I saw the problem in Training > General Training then click 8 Queen, I tried for ages. Can anyone come up with one set up? I think its impossible.

2. I don't want to give this one away, because it's good practice to keep trying. It can be solved, I have one of the (many) solutions set up on a board in front of me.

Let me know if you get stuck and want a little hint.

3. I understand its for training, though its just annoying not being able to solve it! ](*,)

4. Originally Posted by Kehya
I understand its for training, though its just annoying not being able to solve it! ](*,)
There are 92 solutions, but only 12 which cannot be obtained the ones from the others by symmetry or rotation.

5. ## 8 Queens problem

place the queens at a7,b5,c3,d1,e6,f8,g2,h4

this is known as the famous n-queens problem the general algorithm is that
the 8 queens can be placed in 8*8 board,9 Q's in 9*9 board n so on
generalising n Q's on n*n board!

6. Originally Posted by hitman84
place the queens at a7,b5,c3,d1,e6,f8,g2,h4

this is known as the famous n-queens problem the general algorithm is that the 8 queens can be placed in 8*8 board,9 Q's in 9*9 board n so on generalising n Q's on n*n board!
The general problem for n queens on an nxn board has now been solved:

If you have a few chess sets at home, try the following exercise: Arrange eight queens on a board so that none of them are attacking each other. If you succeed once, can you find a second arrangement? A third? How many are there?
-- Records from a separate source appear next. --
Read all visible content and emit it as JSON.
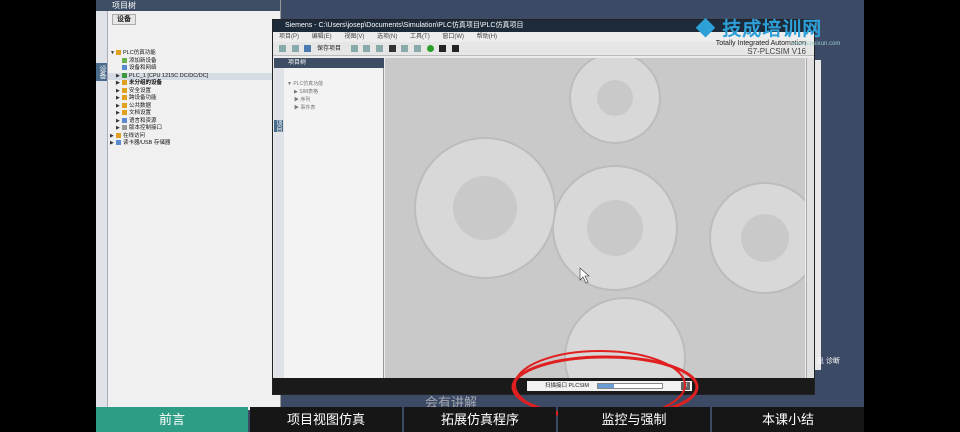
{
  "left_panel": {
    "title": "项目树",
    "side_label": "设备",
    "tab": "设备",
    "tree": [
      {
        "label": "PLC仿真功能",
        "level": 0
      },
      {
        "label": "添加新设备",
        "level": 1
      },
      {
        "label": "设备和网络",
        "level": 1
      },
      {
        "label": "PLC_1 [CPU 1215C DC/DC/DC]",
        "level": 1,
        "selected": true
      },
      {
        "label": "未分组的设备",
        "level": 1
      },
      {
        "label": "安全设置",
        "level": 1
      },
      {
        "label": "跨设备功能",
        "level": 1
      },
      {
        "label": "公共数据",
        "level": 1
      },
      {
        "label": "文档设置",
        "level": 1
      },
      {
        "label": "语言和资源",
        "level": 1
      },
      {
        "label": "版本控制接口",
        "level": 1
      },
      {
        "label": "在线访问",
        "level": 0
      },
      {
        "label": "读卡器/USB 存储器",
        "level": 0
      }
    ]
  },
  "simulator": {
    "title": "Siemens  -  C:\\Users\\josep\\Documents\\Simulation\\PLC仿真项目\\PLC仿真项目",
    "menu": [
      "项目(P)",
      "编辑(E)",
      "视图(V)",
      "选项(N)",
      "工具(T)",
      "窗口(W)",
      "帮助(H)"
    ],
    "save_label": "保存项目",
    "brand_line1": "Totally Integrated Automation",
    "brand_line2": "S7-PLCSIM V16",
    "project_tree_title": "项目树",
    "project_side_label": "项目",
    "project_tree": [
      "PLC仿真功能",
      "SIM表格",
      "序列",
      "事件表"
    ],
    "scan_label": "扫描接口 PLCSIM",
    "scan_progress": 0.25
  },
  "right_panel": {
    "label": "息 诊断"
  },
  "watermark": {
    "text": "技成培训网",
    "url": "www.jcpeixun.com"
  },
  "nav": {
    "items": [
      "前言",
      "项目视图仿真",
      "拓展仿真程序",
      "监控与强制",
      "本课小结"
    ],
    "active": 0
  },
  "caption": "会有讲解"
}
This challenge is over 150 years old. It is the earliest version of a mathematical question called the n-queens problem whose solution Michael Simkin, a postdoctoral fellow at Harvard University’s Center of Mathematical Sciences and Applications, zeroed in on in a paper posted in July. Instead of placing eight queens on a standard 8-by-8 chessboard (where there are 92 different configurations that work), the problem asks how many ways there are to place n queens on an n-by-n board. This could be 23 queens on a 23-by-23 board — or 1,000 on a 1,000-by-1,000 board, or any number of queens on a board of the corresponding size.